Anyway, happy snapping!!:2thumb:


----------



## fergie (Oct 27, 2007)

Cracking shots, Tony : victory:


----------



## Tony W (Aug 23, 2009)

fergie said:


> Cracking shots, Tony : victory:


Cheers Fergie, I thought the Sandwich Terns were cracking...couldn't help but laugh imagining you battling against a good old Larne gale!!


----------



## fergie (Oct 27, 2007)

Tony W said:


> Cheers Fergie, I thought the Sandwich Terns were cracking...couldn't help but laugh imagining you battling against a good old Larne gale!!

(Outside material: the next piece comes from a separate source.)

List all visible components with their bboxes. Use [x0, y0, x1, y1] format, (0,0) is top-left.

It's a windy hole! Went back down whenever it was calm and they were all about half a mile out from the shore along with a lonesome Gannet. Not best pleased :devil:


----------



## Tony W (Aug 23, 2009)

I'm sure you'll get another crack a them, until then, deep breaths...that's it relax...more deep breaths...:lol2:


----------



## Cleo27 (Jan 9, 2010)

Yup it is amazing how good some of the pictures turn out on the most basic of cameras. Tbh I don't have a clue on photography and stuff, but I do love taking pictures. I have about 4,500 pictures of my royal, half of them are absaloutely crap- but I did get a few good ones from my dad's digital camera. I think I might have posted a picture on one of the POTM of her actually.. 

& can't beleive how lovely that first pic is!
all of them are amazing<3!


----------